Key methodology papers:
- Stoel-Gammon, C. (2010). Word Complexity Measure. Clinical Linguistics & Phonetics, 24(4-5), 271-282.
- Vitevitch, M. S., & Luce, P. A. (2004). Phonotactic probability method. Behavior Research Methods, 36(3), 481-487.
- Hayes, B. (2009). Introductory Phonology (theory-assigned features as Bayesian prior).

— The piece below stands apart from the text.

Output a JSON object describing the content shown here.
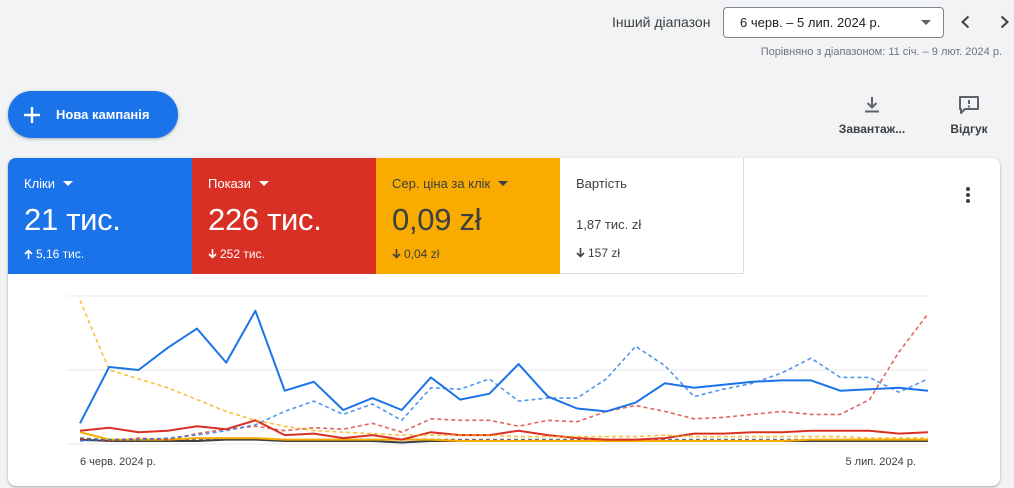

- Marxer et al. (2016) ECCC (Bayesian evidence + perceptual confusability edges).
- Hillenbrand et al. (1995) American English vowel acoustics (Bayesian evidence for vowel posteriors).
- Levenshtein, V. I. (1966). Soft-Levenshtein algorithm origin.
- Martínez, G., Conde, J., Reviriego, P., & Brysbaert, M. (2025). Using LLMs to generate psycholinguistic norms — methodology validation for the in-house derivations.
- Brysbaert, M. (2024). Validating LLM-derived psycholinguistic ratings — companion methodology paper.
- Gierut, J. A. (1989). Maximal opposition approach. JSHD, 54(1), 9-19.
- Williams, A. L. (2000). Multiple oppositions. AJSLP, 9(4), 282-288.
- Storkel, H. L. (2022). Minimal, Maximal, or Multiple Oppositions. LSHSS, 53(3), 632-645.